Come già detto, negli Stati Uniti il movimento calcistico femminile è nato una decina di anni dopo rispetto a quello iraniano trovando attorno al 1975 terreno fertile nei college e dando così il via ad un processo di sviluppo notevole. L’evoluzione di questo movimento è stata talmente rapida che nel giro di 15 anni ha portato la nazionale americana a vincere i mondiali di calcio, un po’ troppo snobbati dai media statunitensi, che non diedero molta importanza all’evento non trasmettendo la partita in tv. Si potrebbe parlare di discriminazione in quanto squadra femminile e sicuramente ci fu una mancanza di rispetto verso un movimento che aveva scalato le classifiche mondiali.

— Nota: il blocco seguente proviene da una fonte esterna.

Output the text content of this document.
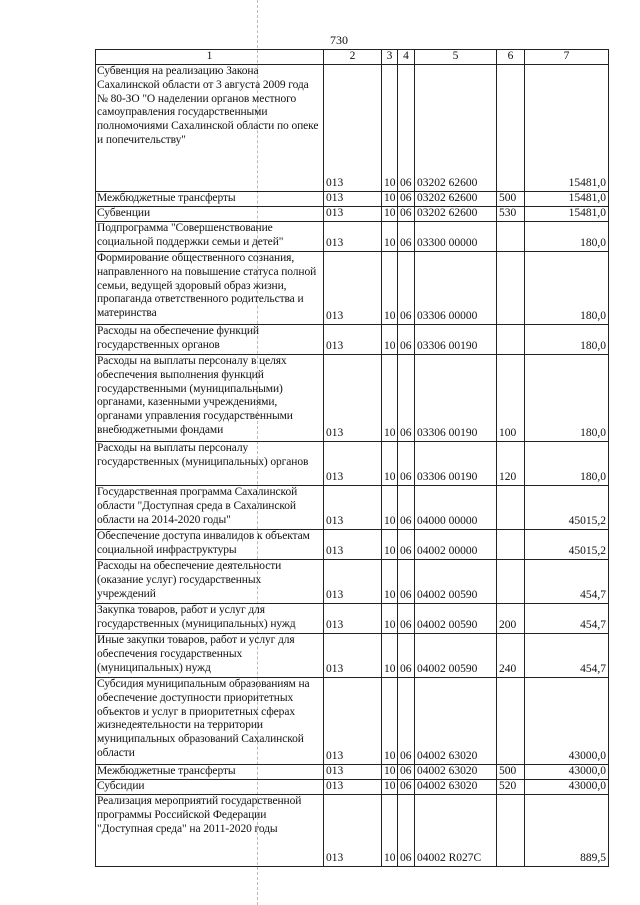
730
1	2	3	4	5	6	7
Субвенция на реализацию Закона Сахалинской области от 3 августа 2009 года № 80-ЗО "О наделении органов местного самоуправления государственными полномочиями Сахалинской области по опеке и попечительству"	013	10	06	03202 62600		15481,0
Межбюджетные трансферты	013	10	06	03202 62600	500	15481,0
Субвенции	013	10	06	03202 62600	530	15481,0
Подпрограмма "Совершенствование социальной поддержки семьи и детей"	013	10	06	03300 00000		180,0
Формирование общественного сознания, направленного на повышение статуса полной семьи, ведущей здоровый образ жизни, пропаганда ответственного родительства и материнства	013	10	06	03306 00000		180,0
Расходы на обеспечение функций государственных органов	013	10	06	03306 00190		180,0
Расходы на выплаты персоналу в целях обеспечения выполнения функций государственными (муниципальными) органами, казенными учреждениями, органами управления государственными внебюджетными фондами	013	10	06	03306 00190	100	180,0
Расходы на выплаты персоналу государственных (муниципальных) органов	013	10	06	03306 00190	120	180,0
Государственная программа Сахалинской области "Доступная среда в Сахалинской области на 2014-2020 годы"	013	10	06	04000 00000		45015,2
Обеспечение доступа инвалидов к объектам социальной инфраструктуры	013	10	06	04002 00000		45015,2
Расходы на обеспечение деятельности (оказание услуг) государственных учреждений	013	10	06	04002 00590		454,7
Закупка товаров, работ и услуг для государственных (муниципальных) нужд	013	10	06	04002 00590	200	454,7
Иные закупки товаров, работ и услуг для обеспечения государственных (муниципальных) нужд	013	10	06	04002 00590	240	454,7
Субсидия муниципальным образованиям на обеспечение доступности приоритетных объектов и услуг в приоритетных сферах жизнедеятельности на территории муниципальных образований Сахалинской области	013	10	06	04002 63020		43000,0
Межбюджетные трансферты	013	10	06	04002 63020	500	43000,0
Субсидии	013	10	06	04002 63020	520	43000,0
Реализация мероприятий государственной программы Российской Федерации "Доступная среда" на 2011-2020 годы	013	10	06	04002 R027С		889,5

Il confronto e le battaglie per la parità di diritti in una società servono a crescere culturalmente e a seminare conflitti sociali che troppo spesso vedono le donne come vittime, nel caso del movimento calcistico femminile americano, con il tempo, si è arrivati ad una parità salariale tra uomini calciatori e donne calciatrici, fino a riconoscere la fama guadagnata sul campo a giocatrici come Julie Ertz, Alex Morgan, Megan Rapinoe, per fare degli esempi, eleggendole a vere icone del football mondiale. In Iran invece nel calcio le donne sono venute alla ribalta per le lotte del loro diritto, ad esempio, di entrare negli stadi: Sahar Khodayari è morta dandosi fuoco davanti ad un tribunale di Teheran nel 2005.
Non sono mancati nel tempo veri e propri soprusi ed episodi di abusi su alcune giocatrici americane e qua gli opposti sembrano attrarsi. Quando sono state sporte denunce le indagini furono gestite in modo molto blando, tanto che al termine di alcuni procedimenti e verifiche, i funzionari della Lega e della Federazione vennero accusati di non aver reagito in modo appropriato in molte occasioni di fronte alle lamentele delle giocatrici, a sostegno delle prove.
Negli Stati Uniti il calcio ha vissuto una storia di sviluppo e crescita continua, portando all’emancipazione del movimento e portando la nazionale femminile a stelle e strisce a vincere più titoli mondiali e sopravanzando i colleghi maschi ancora a secco.
Facendo un rapido confronto tra il movimento calcistico iraniano femminile e quello statunitense, non si possono non notare le differenze nei due percorsi fatti, come non si possono non notare i punti in comune ad esempio gli episodi di discriminazione di genere avvenuti sia in Iran che negli USA, con la differenza sostanziale che in America c’è stata una presa d’atto di queste discriminazioni a livello legislativo nel 1972, con la possibilità e gli strumenti per sminare episodi gravi di violenza. Di contro in Iran stiamo assistendo ad una battaglia per il riconoscimento dei diritti delle donne di fronte ad una dittatura che arroccata sui suoi fondamenti a chi chiede pallone risponde con pallottole.